Mówi Pani, że jada Pani zdrowo, zakładam, że w skład diety wchodzą warzywa. Powiększone węzły chłonne świadczą o stanie zapalnym, infekcji, czy obecności pasożytów. Z drugiej strony podkreśliła Pani, że od strony Ojca wiele osób zmarło na nowotwory, a od strony mamy tylko babcia.
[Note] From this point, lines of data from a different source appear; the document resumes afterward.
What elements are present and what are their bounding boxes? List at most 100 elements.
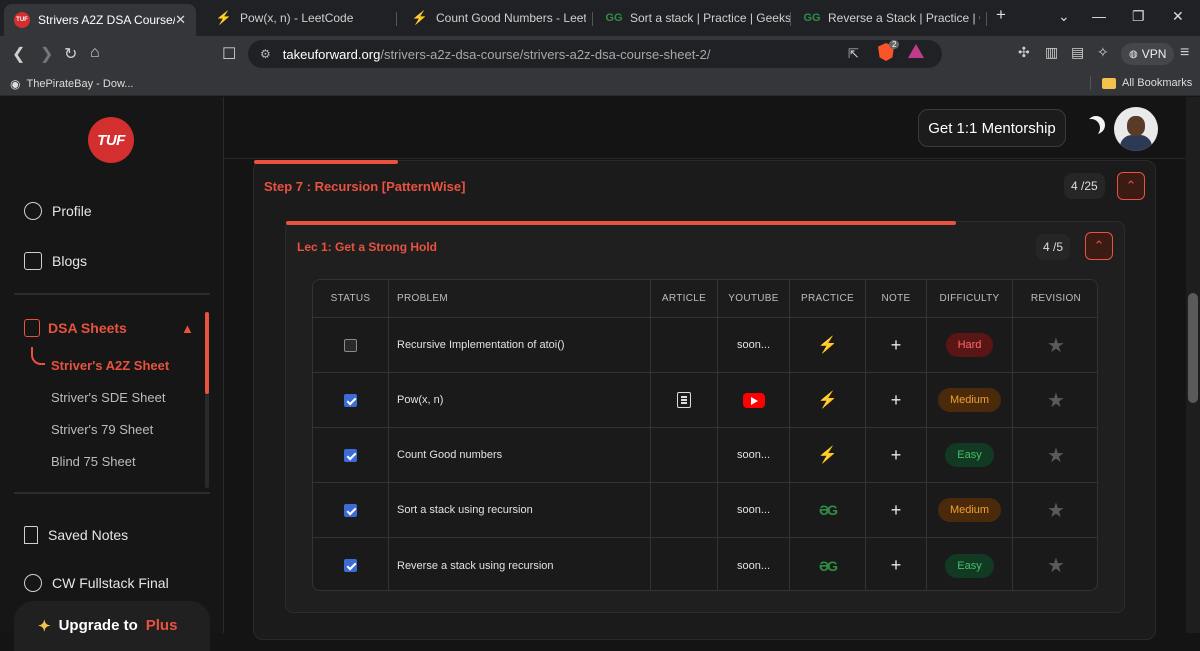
page-scrollbar-thumb[interactable] <box>1188 293 1198 403</box>
add-note-icon[interactable]: + <box>891 500 902 521</box>
site-settings-icon[interactable]: ⚙ <box>260 47 271 61</box>
leetcode-icon[interactable]: ⚡ <box>818 390 838 410</box>
problem-name[interactable]: Recursive Implementation of atoi() <box>389 318 651 372</box>
collapse-step-button[interactable]: ⌃ <box>1117 172 1145 200</box>
moon-icon[interactable] <box>1082 119 1100 137</box>
url-bar[interactable]: ⚙ takeuforward.org/strivers-a2z-dsa-cour… <box>248 40 942 68</box>
all-bookmarks-button[interactable]: All Bookmarks <box>1102 77 1192 89</box>
leo-ai-icon[interactable]: ✧ <box>1097 44 1109 61</box>
gfg-icon[interactable]: ƏG <box>819 558 838 574</box>
avatar[interactable] <box>1114 107 1158 151</box>
chevron-up-icon: ⌃ <box>1125 178 1137 193</box>
tab-pow-leetcode[interactable]: ⚡ Pow(x, n) - LeetCode <box>206 4 386 32</box>
sidebar-item-saved-notes[interactable]: Saved Notes <box>24 526 128 544</box>
tab-separator <box>396 12 397 26</box>
article-icon[interactable] <box>677 392 691 408</box>
problem-name[interactable]: Count Good numbers <box>389 428 651 482</box>
submenu-scroll-thumb[interactable] <box>205 312 209 394</box>
minimize-icon[interactable]: — <box>1092 8 1106 24</box>
status-checkbox[interactable] <box>344 393 357 407</box>
star-icon[interactable]: ★ <box>1047 333 1065 358</box>
lecture-title[interactable]: Lec 1: Get a Strong Hold <box>297 240 437 254</box>
sidebar-divider <box>14 492 210 494</box>
add-note-icon[interactable]: + <box>891 555 902 576</box>
sheet-link-79[interactable]: Striver's 79 Sheet <box>51 422 153 437</box>
collapse-lecture-button[interactable]: ⌃ <box>1085 232 1113 260</box>
bookmark-item[interactable]: ◉ ThePirateBay - Dow... <box>10 77 133 91</box>
tab-count-good-numbers[interactable]: ⚡ Count Good Numbers - LeetCod <box>402 4 586 32</box>
globe-icon: ◉ <box>10 77 21 91</box>
status-checkbox[interactable] <box>344 559 357 572</box>
page-scrollbar[interactable] <box>1186 97 1200 633</box>
star-icon[interactable]: ★ <box>1047 498 1065 523</box>
status-checkbox[interactable] <box>344 503 357 517</box>
share-icon[interactable]: ⇱ <box>848 46 859 62</box>
youtube-soon: soon... <box>718 483 790 537</box>
bookmark-label: ThePirateBay - Dow... <box>26 78 134 90</box>
back-icon[interactable]: ❮ <box>12 44 25 64</box>
sheet-link-a2z[interactable]: Striver's A2Z Sheet <box>51 358 169 373</box>
add-note-icon[interactable]: + <box>891 335 902 356</box>
table-header-row: STATUS PROBLEM ARTICLE YOUTUBE PRACTICE … <box>313 280 1097 318</box>
star-icon[interactable]: ★ <box>1047 443 1065 468</box>
status-checkbox[interactable] <box>344 338 357 352</box>
vpn-label: VPN <box>1141 47 1167 61</box>
close-tab-icon[interactable]: ✕ <box>175 12 186 28</box>
tab-search-chevron-icon[interactable]: ⌄ <box>1058 8 1070 25</box>
wallet-icon[interactable]: ▤ <box>1071 44 1084 61</box>
star-icon[interactable]: ★ <box>1047 388 1065 413</box>
bookmarks-bar: ◉ ThePirateBay - Dow... All Bookmarks <box>0 72 1200 96</box>
extensions-icon[interactable]: ✣ <box>1018 44 1030 61</box>
avatar-body <box>1120 135 1152 151</box>
tab-sort-stack-gfg[interactable]: GG Sort a stack | Practice | GeeksforG <box>596 4 790 32</box>
new-tab-icon[interactable]: + <box>996 5 1006 25</box>
problem-name[interactable]: Pow(x, n) <box>389 373 651 427</box>
menu-icon[interactable]: ≡ <box>1180 44 1189 62</box>
sidebar: TUF Profile Blogs DSA Sheets ▲ Striver's… <box>0 97 224 651</box>
sidebar-section-dsa-sheets[interactable]: DSA Sheets <box>24 319 127 337</box>
leetcode-icon[interactable]: ⚡ <box>818 445 838 465</box>
sidebar-item-label: CW Fullstack Final <box>52 575 169 591</box>
brave-rewards-icon[interactable] <box>908 44 924 58</box>
youtube-icon[interactable] <box>742 392 765 408</box>
gfg-icon[interactable]: ƏG <box>819 502 838 518</box>
difficulty-badge: Easy <box>945 553 994 578</box>
tab-strivers-a2z[interactable]: TUF Strivers A2Z DSA Course/She ✕ <box>4 4 196 36</box>
leetcode-icon[interactable]: ⚡ <box>818 335 838 355</box>
problem-name[interactable]: Sort a stack using recursion <box>389 483 651 537</box>
problem-name[interactable]: Reverse a stack using recursion <box>389 538 651 590</box>
home-icon[interactable]: ⌂ <box>90 44 100 62</box>
sidebar-item-blogs[interactable]: Blogs <box>24 252 87 270</box>
chevron-up-icon[interactable]: ▲ <box>181 321 194 336</box>
col-header-article: ARTICLE <box>651 280 718 317</box>
add-note-icon[interactable]: + <box>891 445 902 466</box>
sheet-link-sde[interactable]: Striver's SDE Sheet <box>51 390 165 405</box>
forward-icon[interactable]: ❯ <box>40 44 53 64</box>
youtube-soon: soon... <box>718 428 790 482</box>
tuf-logo[interactable]: TUF <box>88 117 134 163</box>
step-title[interactable]: Step 7 : Recursion [PatternWise] <box>264 179 465 194</box>
sidebar-item-cw-fullstack[interactable]: CW Fullstack Final <box>24 574 169 592</box>
sidebar-item-profile[interactable]: Profile <box>24 202 92 220</box>
tab-reverse-stack-gfg[interactable]: GG Reverse a Stack | Practice | Geeks <box>794 4 980 32</box>
gfg-favicon-icon: GG <box>605 12 623 24</box>
sparkle-icon: ✦ <box>38 618 51 635</box>
bookmark-icon[interactable]: ☐ <box>222 44 236 64</box>
restore-icon[interactable]: ❐ <box>1132 8 1145 25</box>
mentorship-button[interactable]: Get 1:1 Mentorship <box>918 109 1066 147</box>
sidebar-toggle-icon[interactable]: ▥ <box>1045 44 1058 61</box>
section-label: DSA Sheets <box>48 320 127 336</box>
vpn-button[interactable]: ◍ VPN <box>1121 43 1175 65</box>
add-note-icon[interactable]: + <box>891 390 902 411</box>
status-checkbox[interactable] <box>344 448 357 462</box>
upgrade-plus-button[interactable]: ✦ Upgrade to Plus <box>14 601 210 651</box>
sheet-link-blind75[interactable]: Blind 75 Sheet <box>51 454 136 469</box>
step-progress-bar <box>254 160 398 164</box>
sidebar-item-label: Blogs <box>52 253 88 269</box>
star-icon[interactable]: ★ <box>1047 553 1065 578</box>
reload-icon[interactable]: ↻ <box>64 44 77 64</box>
close-window-icon[interactable]: ✕ <box>1172 8 1184 25</box>
tab-title: Sort a stack | Practice | GeeksforG <box>630 11 790 25</box>
difficulty-badge: Easy <box>945 443 994 467</box>
table-row: Pow(x, n) ⚡ + Medium ★ <box>313 373 1097 428</box>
Radziłbym Pani wybrać się do onkologa, ponieważ istnieje widoczne obciążenie genetyczne. Proszę jednak się nie obawiać. Tak jak mówię może to także być efekt długotrwałego stresu, jakiejś bakterii z brudnej sałaty. Proszę się nie obawiać na zapas.

----------


## TakaSobie

A co mogą oznaczać uderzenia gorąca na policzkach? Dlaczego Pan o to spytał?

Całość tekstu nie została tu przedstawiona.